One has to be careful with vocabulary, "deadlock" is not what is happening, blocking on a stale lock is a more accurate description usually. You're correct that non-root does not open a dbenv and will often run to completion when a root process (which does open a dbenv) blocks. Howvere, the non-root process running without locks can/will segfault on inconsistent data without the ability to create a shared lock for reading an rpmdb.
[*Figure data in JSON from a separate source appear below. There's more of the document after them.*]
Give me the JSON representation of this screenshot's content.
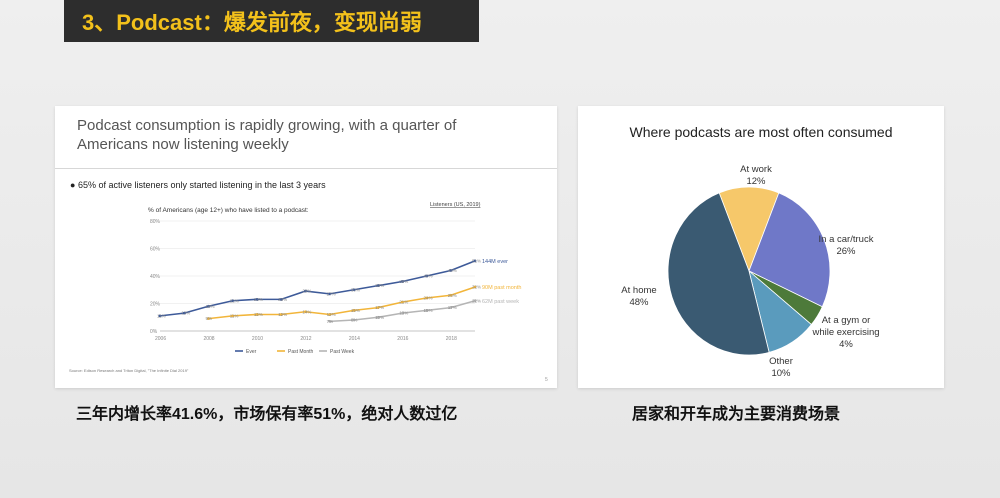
{
  "slide_title": "3、Podcast：爆发前夜，变现尚弱",
  "left_panel": {
    "headline_line1": "Podcast consumption is rapidly growing, with a quarter of",
    "headline_line2": "Americans now listening weekly",
    "bullet": "65% of active listeners only started listening in the last 3 years",
    "source": "Source: Edison Research and Triton Digital, \"The Infinite Dial 2019\"",
    "page_number": "5",
    "caption": "三年内增长率41.6%，市场保有率51%，绝对人数过亿"
  },
  "right_panel": {
    "caption": "居家和开车成为主要消费场景"
  },
  "chart_data": [
    {
      "type": "line",
      "title": "% of Americans (age 12+) who have listed to a podcast:",
      "side_heading": "Listeners (US, 2019)",
      "x": [
        2006,
        2007,
        2008,
        2009,
        2010,
        2011,
        2012,
        2013,
        2014,
        2015,
        2016,
        2017,
        2018,
        2019
      ],
      "x_tick_labels": [
        "2006",
        "2008",
        "2010",
        "2012",
        "2014",
        "2016",
        "2018"
      ],
      "ylim": [
        0,
        80
      ],
      "y_ticks": [
        0,
        20,
        40,
        60,
        80
      ],
      "series": [
        {
          "name": "Ever",
          "color": "#3d5a99",
          "end_label": "144M ever",
          "values": [
            11,
            13,
            18,
            22,
            23,
            23,
            29,
            27,
            30,
            33,
            36,
            40,
            44,
            51
          ]
        },
        {
          "name": "Past Month",
          "color": "#f2b53a",
          "end_label": "90M past month",
          "values": [
            null,
            null,
            9,
            11,
            12,
            12,
            14,
            12,
            15,
            17,
            21,
            24,
            26,
            32
          ]
        },
        {
          "name": "Past Week",
          "color": "#b5b5b5",
          "end_label": "62M past week",
          "values": [
            null,
            null,
            null,
            null,
            null,
            null,
            null,
            7,
            8,
            10,
            13,
            15,
            17,
            22
          ]
        }
      ],
      "legend_position": "bottom",
      "grid": true
    },
    {
      "type": "pie",
      "title": "Where podcasts are most often consumed",
      "slices": [
        {
          "label": "At work",
          "value": 12,
          "display": "12%",
          "color": "#f6c86a"
        },
        {
          "label": "In a car/truck",
          "value": 26,
          "display": "26%",
          "color": "#6f78c8"
        },
        {
          "label": "At a gym or while exercising",
          "label_line1": "At a gym or",
          "label_line2": "while exercising",
          "value": 4,
          "display": "4%",
          "color": "#4d7a3a"
        },
        {
          "label": "Other",
          "value": 10,
          "display": "10%",
          "color": "#5a9bbd"
        },
        {
          "label": "At home",
          "value": 48,
          "display": "48%",
          "color": "#3a5a72"
        }
      ]
    }
  ]
}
Segafualts and loss of data are likely due to removing an rpmdb environment without correcting other problems in the rpmdb. FYI: Most rpmdb "hangs" are now definitely fixed by purging stale read locks when opening a database environment in rpm-4.4.8-0.4. There's more todo, but I'm quite sure that a large class of problems with symptoms of "hang" are now corrected. Detecting damaged by verifying when needed is well automated in rpm-4.4.8-0.4. Automatically correcting all possible damage is going to take more work, but a large class of problems is likely already fixed in rpm-4.4.8-0.4 as well. UPSTREAM
User pnasrat's account has been closed
Reassigning to owner after bugzilla made a mess, sorry about the noise...
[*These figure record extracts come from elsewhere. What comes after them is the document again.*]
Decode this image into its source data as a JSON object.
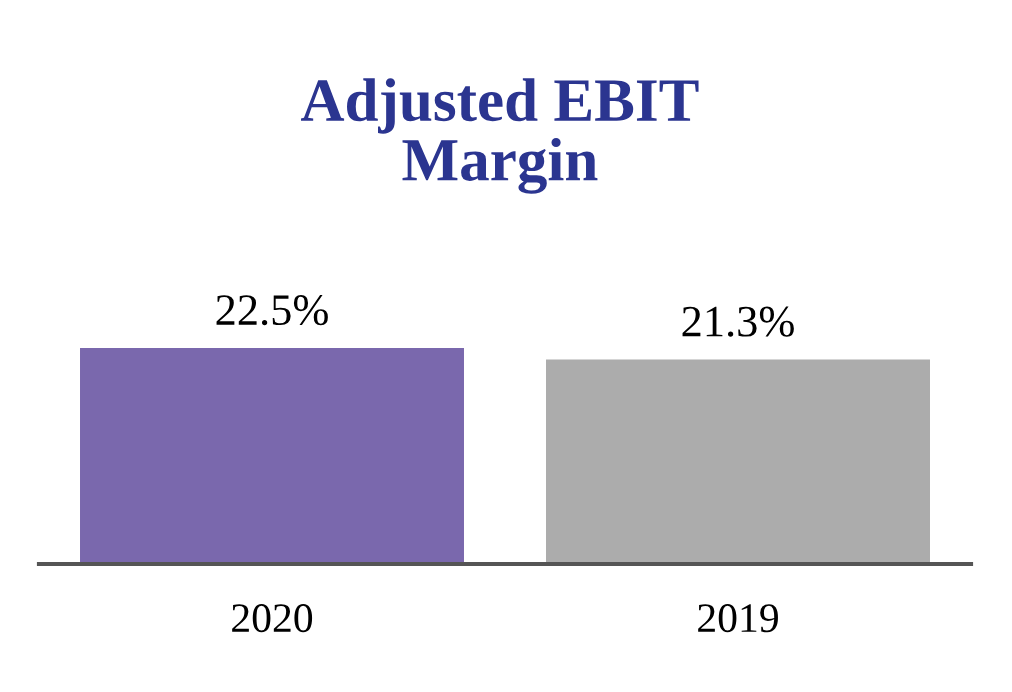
{
  "chart_data": {
    "type": "bar",
    "title": "Adjusted EBIT\nMargin",
    "categories": [
      "2020",
      "2019"
    ],
    "values": [
      22.5,
      21.3
    ],
    "colors": [
      "#7a68ad",
      "#acacac"
    ],
    "value_labels": [
      "22.5%",
      "21.3%"
    ],
    "grid": false,
    "legend": false
  }
}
Fedora apologizes that these issues have not been resolved yet. We're sorry it's taken so long for your bug to be properly triaged and acted on. We appreciate the time you took to report this issue and want to make sure no important bugs slip through the cracks. If you're currently running a version of Fedora Core between 1 and 6, please note that Fedora no longer maintains these releases. We strongly encourage you to upgrade to a current Fedora release. In order to refocus our efforts as a project we are flagging all of the open bugs for releases which are no longer maintained and closing them. http://fedoraproject.org/wiki/LifeCycle/EOL If this bug is still open against Fedora Core 1 through 6, thirty days from now, it will be closed 'WONTFIX'. If you can reporduce this bug in the latest Fedora version, please change to the respective version. If you are unable to do this, please add a comment to this bug requesting the change. Thanks for your help, and we apologize again that we haven't handled these issues to this point. The process we are following is outlined here: http://fedoraproject.org/wiki/BugZappers/F9CleanUp We will be following the process here: http://fedoraproject.org/wiki/BugZappers/HouseKeeping to ensure this doesn't happen again. And if you'd like to join the bug triage team to help make things better, check out http://fedoraproject.org/wiki/BugZappers
This bug is open for a Fedora version that is no longer maintained and will not be fixed by Fedora. Therefore we are closing this bug. If you can reproduce this bug against a currently maintained version of Fedora please feel free to reopen thus bug against that version. Thank you for reporting this bug and we are sorry it could not be fixed.